I sent out some more of my stories this past Sunday and I got another rejection just today. I know what I am supposed to feel, but I’m not sure that is what I am feeling. I think it is partly due to my OCD and partly due to my alien nature.
So, here’s what I think I am supposed to feel: I think all writers get rejections for their writing, it is just a part of the profession. I also think that everyone feels disappointed when they get a rejection at least a little bit. Then, they have to pick themselves up and then keep trying again. They have to have the self-confidence to believe that someone will eventually want to publish their work.

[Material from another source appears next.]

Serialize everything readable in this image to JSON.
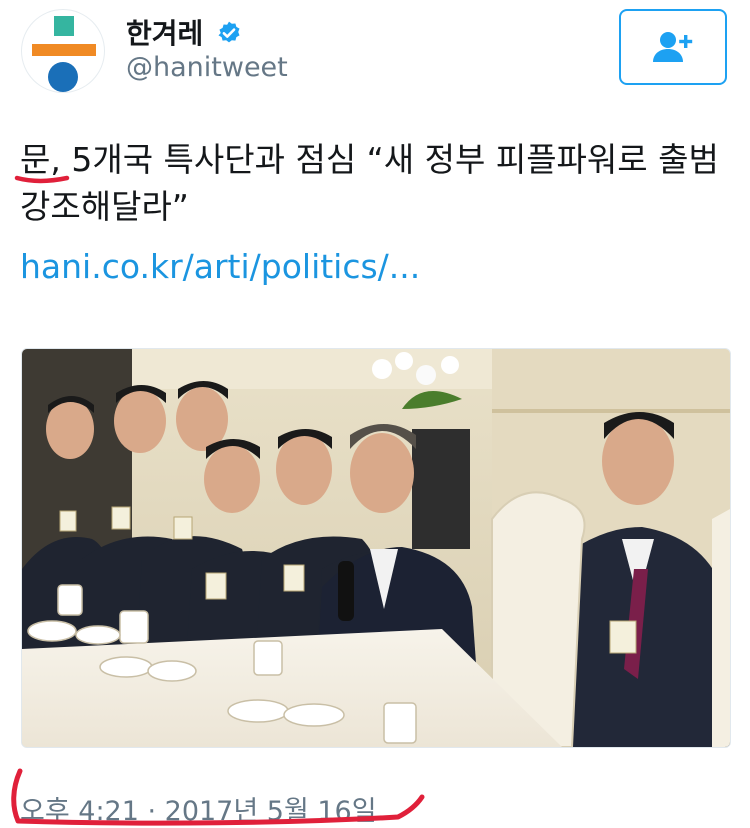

For me, it isn’t like that. First, on the OCD front. Everyone has these rules for how they want pieces to be submitted and everyone has different rules. More than that, it seems like every time I go to submit something the formats and everything else have changed. So, I never know what I am supposed to be doing. In my OCD brain, my first thought is I don’t know how to play the game yet. I don’t know how to format my stuff correctly and that’s why I am getting rejected. However, I don’t know if that is true.
Second, the alien brain comes into play. Yes, I would really love to be published, but for a publication to read my work and accept it would mean that they accept my work. I don’t really know if anyone will accept my work. I’ve had lots of people tell me that I’m talented, but I also know that I don’t think like everyone else does. It is going to take a lot to get anyone to take a chance on someone weird like me. So, I guess I am sort of expecting the rejection notice. It really isn’t a disappointment at all; it reinforces what I already know. When I get that acceptance notice, then I’ll be surprised.
I’ve never approached life like everyone else. I don’t want to do what society says I should do or what everyone else is doing. I want to do what is deep inside of me. I want to follow the part of me that come from the same part as my faith.
I look back on my life and I realize that I had this horrible family with a mother who tried to break my spirit, but I survived it because I have always remained true to my faith. Now, in my accounting career and in my writing career, I have to do the same.
My faith saved me. May God’s peace reside in all of our hearts.